There’s nothing wrong with being hyper-focused on reaching your goals. It has its merits, but when your happiness and relationships start to suffer, it’s time to get over yourself. You run the risk of missing out on many things in life, as well as pissing off your friends and loved ones. All because you can’t get out the never ending cycle of “perfection.” I had fallen prey to one thing I swore I’d never become. I became obsessed with how it all looked from the outside. That, my dahling, is no way to live. 

My experiences have taught me that, if you’re not careful, something is going to happen to make you stand up and realize you’re becoming irrational and difficult. Enter the fart! 

Believe me, there’s nothing like ripping a big one in a crowd of people (big or small) to put your life into perspective. As it turns out, my little (big) fart was really a blessing in disguise, albeit a stinky one, but one that made me stand up and take note. 

So let me save you from the depths of public humiliation.
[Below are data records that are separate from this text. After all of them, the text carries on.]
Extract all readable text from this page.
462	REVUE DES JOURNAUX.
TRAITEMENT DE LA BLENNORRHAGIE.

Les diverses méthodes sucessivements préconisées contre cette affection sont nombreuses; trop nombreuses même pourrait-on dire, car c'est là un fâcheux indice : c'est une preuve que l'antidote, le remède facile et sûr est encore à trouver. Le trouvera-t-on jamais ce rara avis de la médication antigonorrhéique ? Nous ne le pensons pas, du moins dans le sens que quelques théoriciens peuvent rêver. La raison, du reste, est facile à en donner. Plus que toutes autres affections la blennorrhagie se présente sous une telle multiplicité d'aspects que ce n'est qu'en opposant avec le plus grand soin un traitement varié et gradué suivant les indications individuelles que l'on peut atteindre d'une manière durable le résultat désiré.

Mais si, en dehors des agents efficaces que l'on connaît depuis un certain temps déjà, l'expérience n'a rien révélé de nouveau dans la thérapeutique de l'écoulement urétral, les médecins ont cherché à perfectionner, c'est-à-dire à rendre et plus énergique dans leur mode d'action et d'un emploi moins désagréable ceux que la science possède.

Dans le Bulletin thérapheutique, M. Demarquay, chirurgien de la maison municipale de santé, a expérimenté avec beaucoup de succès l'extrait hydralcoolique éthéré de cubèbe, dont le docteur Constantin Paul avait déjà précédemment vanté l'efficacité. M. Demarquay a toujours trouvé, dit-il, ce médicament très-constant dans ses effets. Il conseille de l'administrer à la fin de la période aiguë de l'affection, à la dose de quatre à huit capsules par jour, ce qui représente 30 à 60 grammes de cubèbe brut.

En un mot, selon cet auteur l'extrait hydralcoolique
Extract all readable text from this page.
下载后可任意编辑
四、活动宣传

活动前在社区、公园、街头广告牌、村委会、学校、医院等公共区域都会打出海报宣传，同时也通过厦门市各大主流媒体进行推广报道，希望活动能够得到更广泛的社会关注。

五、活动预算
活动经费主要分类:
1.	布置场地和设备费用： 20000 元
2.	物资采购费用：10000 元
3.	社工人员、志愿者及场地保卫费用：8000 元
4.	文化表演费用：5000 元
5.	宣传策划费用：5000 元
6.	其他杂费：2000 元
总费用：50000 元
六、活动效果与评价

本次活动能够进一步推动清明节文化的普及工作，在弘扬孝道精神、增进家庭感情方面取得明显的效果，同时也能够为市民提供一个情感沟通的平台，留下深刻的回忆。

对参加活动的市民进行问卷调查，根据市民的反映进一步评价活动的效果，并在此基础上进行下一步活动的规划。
Before you go and broadcast your bodily functions in a way that sets you straight, take a few of these tips into consideration. They can be helpful when you find yourself in the throws of an intense life circumstance:

  • Take time to laugh it out. Since then, whenever life gets too heavy, or I’m feeling any sort of “negative” emotion, I watch or listen to something funny. Tina Fey, Jason Bateman, Dave Chappell are my go-to’s , but choose whatever brand of funny works for you. Laughter really is the best medicine. 
  • Accept what is and move on. The only thing we really have total control over is ourselves. So how you react in any given situation throughout your day is only up to you. If someone cuts you off in traffic, is giving  them the finger and screaming obscenities really going to change the outcome? No. In the grand scheme of things, there’s no reason to make more out of something than needed. If you take a moment to see your situation from an outside perspective, then you’ll see that there’s many different ways to carve a path forward from it. Choose the one that feels the best and stick to it. 
  • Just know that if something doesn’t work out the way you wanted it to, then there’s a better thing for you out there. I’m not trying to hippie dippy here. But 9 times out of 10, your life doesn’t get worse because something didn’t happen. I would’ve had just as a successful internship and job opportunities with a 3.0 GPA. Furthermore, “eating clean” to the point of starving really wasn’t worth the 10 pounds. Learn to shift your perspective. 

I don’t doubt that there aren’t serious topics in life that must be addressed. Medical ailments, challenges in your relationships, loss of your job, paying your bills. These are all things that need your total attention. Just don’t let these circumstances change you into a bitter and petulant tyrant. 

Remember to live it as happy and be realistic as you can.

These last 18 months have put us to the test. In my humble opinion, we’ll never be “normal” again. Things have shifted. I’d like the think that people are more aware of things, but maybe that’s the optimistic farter in me. It’s easy to let the stress of the world get you down, but don’t take it to the point of extremes. Find your way to keep things light, take good care of yourself, and for God’s sake, don’t hold it in!